Dans les plus grandes entreprises, il existe toujours la possibilité de faire naître des rapports de force capables de remettre en question les nouvelles normes et d’obtenir ainsi des prestations garanties à tout le personnel, comme parviennent à le faire les salariés de la GKN à Florence [16]. Si cela se produit, ce sera malgré le contrat collectif national, qui a désormais renoncé à l’universalité des droits des salariés. Or il faudra partir de cette nouvelle donne pour tenter de renverser la vapeur au sein des entreprises où un meilleur rapport de force pourrait être construit. Dans ces circonstances, la nouvelle convention collective nationale sera avant tout une cage dans laquelle se dérouleront les négociations d’entreprise. Et, de ce point de vue, l’élargissement des normes sur le welfare ne nous aidera point ; au contraire cela constituera un vrai cheval de Troie, facilitant la tâche aux patrons dans leur œuvre de démembrement du système en place des primes au résultat.
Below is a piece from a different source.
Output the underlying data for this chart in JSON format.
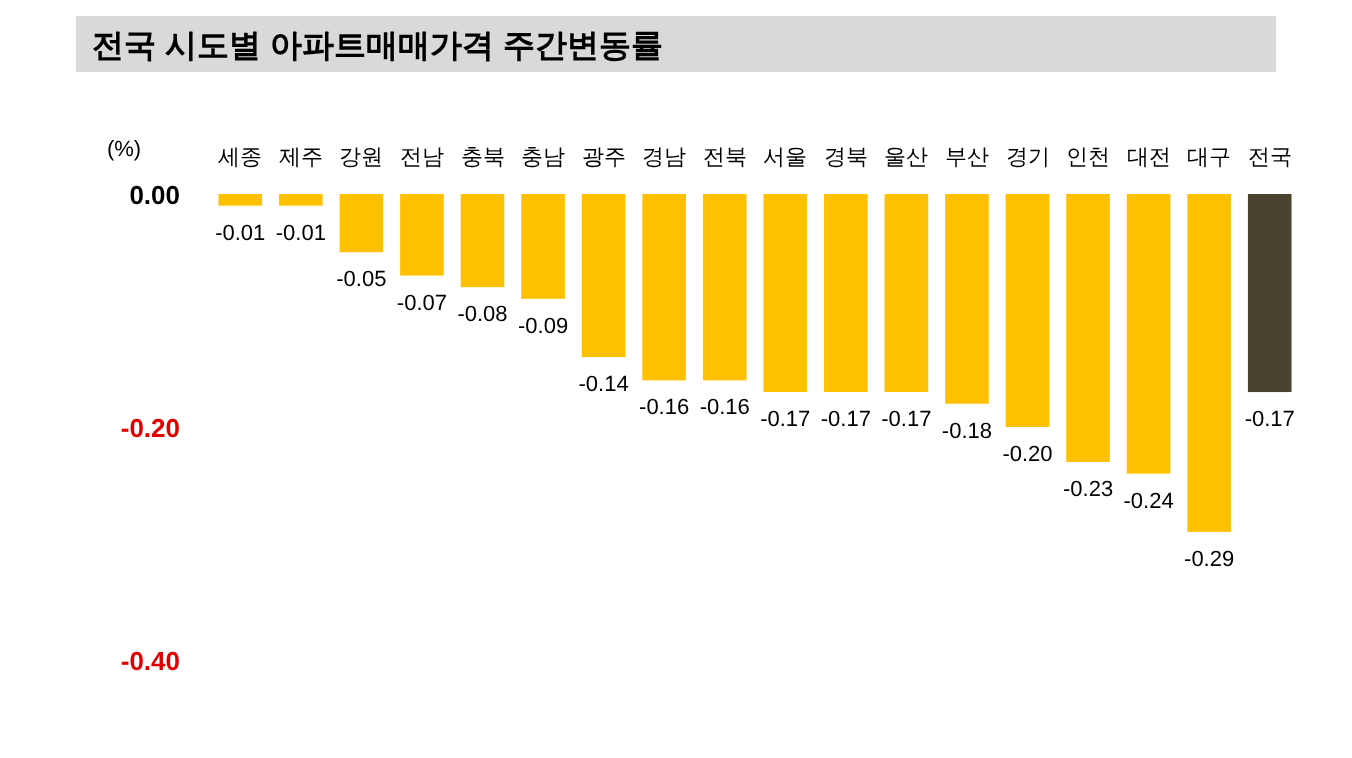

Finalement, au cours de ces deux dernières années d’importants accords collectifs nationaux ont été renouvelés, dans des circonstances particulièrement difficiles : dérogations normatives, article 8 de la Loi Sacconi [flexibilisation des conditions de travail sur les plans horaires et territoriaux], modèle Marchionne [17]. Les conditions de salaire et de travail n’étant plus protégées par la conclusion d’un quelconque contrat collectif, le risque est alors, d’une part, que des conventions ainsi vidées de leur contenu deviennent des instruments d’autolégitimation patronale et, d’autre part, qu’elles soient des instruments syndicaux non pas de défense de la classe des travailleurs, mais destinés à la mise en place de la collaboration bilatérale entre patrons et syndicats.
C’est à cela que sert le Texte unique sur les représentations des salariés du 10 janvier 2014 et les sanctions qu’il a introduites [18] : imposer des contrats collectifs nationaux qui correspondent non point aux intérêts des travailleurs et des travailleuses, mais à ceux des patrons. À ce jour, les sanctions prévues par le Texte unique n’ont été transposées dans aucune convention nationale. Il ne nous reste plus qu’à espérer que le contrat de l’industrie des machines ne soit pas le premier à le faire, d’autant plus que la question est justement sur le tapis des discussions des syndicats avec l’association patronale Federmeccanica.